Alistair Darling, the Social Security Secretary, said the Conservatives were "in a panic" to reform the benefit to find £16bn of cuts in Labour's spending. He claimed the Tories would slash housing benefit by £6bn, which would either exclude four million people completely or cut payments by an average of £25 a week.

"This would be money taken away from vulnerable pensioners and families with children who would have less to spend on food and heat and could find themselves getting into arrears and risk being made homeless." Mr Darling said there were "no easy pickings" with housing benefit.

But Michael Portillo, the shadow Chancellor, said: "I want to state categorically that the Conservative Party is not drawing up plans to scrap housing benefit. No such plan will feature in our next manifesto."

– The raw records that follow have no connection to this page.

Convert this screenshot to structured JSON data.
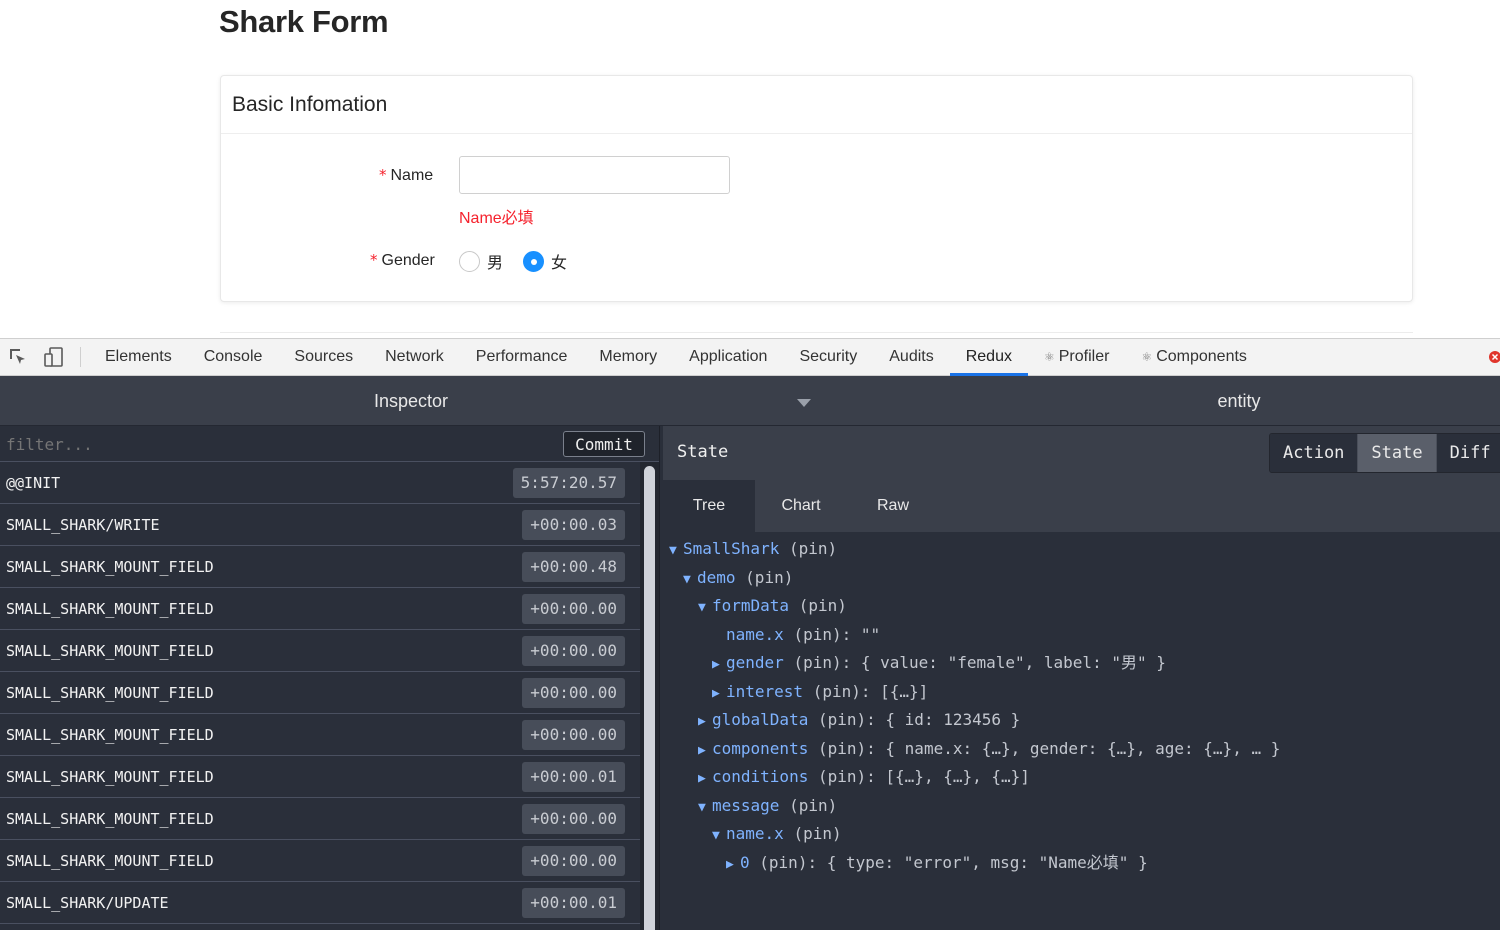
{
  "page": {
    "title": "Shark Form",
    "card_title": "Basic Infomation",
    "name_label": "Name",
    "name_value": "",
    "name_error": "Name必填",
    "gender_label": "Gender",
    "required_mark": "*",
    "gender_options": [
      "男",
      "女"
    ],
    "gender_selected": "女"
  },
  "devtools": {
    "tabs": [
      "Elements",
      "Console",
      "Sources",
      "Network",
      "Performance",
      "Memory",
      "Application",
      "Security",
      "Audits",
      "Redux",
      "Profiler",
      "Components"
    ],
    "active_tab": "Redux",
    "accent_color": "#1a73e8"
  },
  "redux": {
    "inspector_title": "Inspector",
    "entity_title": "entity",
    "filter_placeholder": "filter...",
    "commit_label": "Commit",
    "actions": [
      {
        "name": "@@INIT",
        "time": "5:57:20.57"
      },
      {
        "name": "SMALL_SHARK/WRITE",
        "time": "+00:00.03"
      },
      {
        "name": "SMALL_SHARK_MOUNT_FIELD",
        "time": "+00:00.48"
      },
      {
        "name": "SMALL_SHARK_MOUNT_FIELD",
        "time": "+00:00.00"
      },
      {
        "name": "SMALL_SHARK_MOUNT_FIELD",
        "time": "+00:00.00"
      },
      {
        "name": "SMALL_SHARK_MOUNT_FIELD",
        "time": "+00:00.00"
      },
      {
        "name": "SMALL_SHARK_MOUNT_FIELD",
        "time": "+00:00.00"
      },
      {
        "name": "SMALL_SHARK_MOUNT_FIELD",
        "time": "+00:00.01"
      },
      {
        "name": "SMALL_SHARK_MOUNT_FIELD",
        "time": "+00:00.00"
      },
      {
        "name": "SMALL_SHARK_MOUNT_FIELD",
        "time": "+00:00.00"
      },
      {
        "name": "SMALL_SHARK/UPDATE",
        "time": "+00:00.01"
      }
    ],
    "state_label": "State",
    "modes": [
      "Action",
      "State",
      "Diff"
    ],
    "active_mode": "State",
    "subtabs": [
      "Tree",
      "Chart",
      "Raw"
    ],
    "active_subtab": "Tree",
    "tree": [
      {
        "arrow": "▼",
        "key": "SmallShark",
        "pin": "(pin)",
        "value": ""
      },
      {
        "arrow": "▼",
        "key": "demo",
        "pin": "(pin)",
        "value": ""
      },
      {
        "arrow": "▼",
        "key": "formData",
        "pin": "(pin)",
        "value": ""
      },
      {
        "arrow": "",
        "key": "name.x",
        "pin": "(pin):",
        "value": "\"\""
      },
      {
        "arrow": "▶",
        "key": "gender",
        "pin": "(pin):",
        "value": "{ value: \"female\", label: \"男\" }"
      },
      {
        "arrow": "▶",
        "key": "interest",
        "pin": "(pin):",
        "value": "[{…}]"
      },
      {
        "arrow": "▶",
        "key": "globalData",
        "pin": "(pin):",
        "value": "{ id: 123456 }"
      },
      {
        "arrow": "▶",
        "key": "components",
        "pin": "(pin):",
        "value": "{ name.x: {…}, gender: {…}, age: {…}, … }"
      },
      {
        "arrow": "▶",
        "key": "conditions",
        "pin": "(pin):",
        "value": "[{…}, {…}, {…}]"
      },
      {
        "arrow": "▼",
        "key": "message",
        "pin": "(pin)",
        "value": ""
      },
      {
        "arrow": "▼",
        "key": "name.x",
        "pin": "(pin)",
        "value": ""
      },
      {
        "arrow": "▶",
        "key": "0",
        "pin": "(pin):",
        "value": "{ type: \"error\", msg: \"Name必填\" }"
      }
    ]
  }
}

A spokesman for Mr Portillo accused Mr Darling of "negative politics", saying Labour was "smearing the Conservative Party rather than getting on with its job of running the government".

Ministers are expected to unveil plans for gradual reform of housing benefit around the turn of the year, but any big shake-up would be delayed until after the election and would be phased in over several years to cushion the impact.

Labour is attracted by the idea of a flat-rate allowance, which would be part of its effort to integrate the tax and benefits systems. But there would have to be a different method for the 1.7 million pensioner households on the benefit, as most do not pay income tax.

Government figures show that the number of people claiming housing benefit has fallen by 13 per cent from 4.6 million households when Labour came to power to 4 million. That partly reflects the reduction in unemployment.

Mr Darling said that when the Tories took office in 1979, spending on housing benefit was £700m. When they left office in 1997 it was £11.4bn, a rise of more than 400 per cent on top of inflation. He said: "We've recognised that there are many problems with housing benefit. We've started to solve them by setting up a framework for improving the way local authorities administer the benefit and for spreading best practice. And we are consulting on further reforms."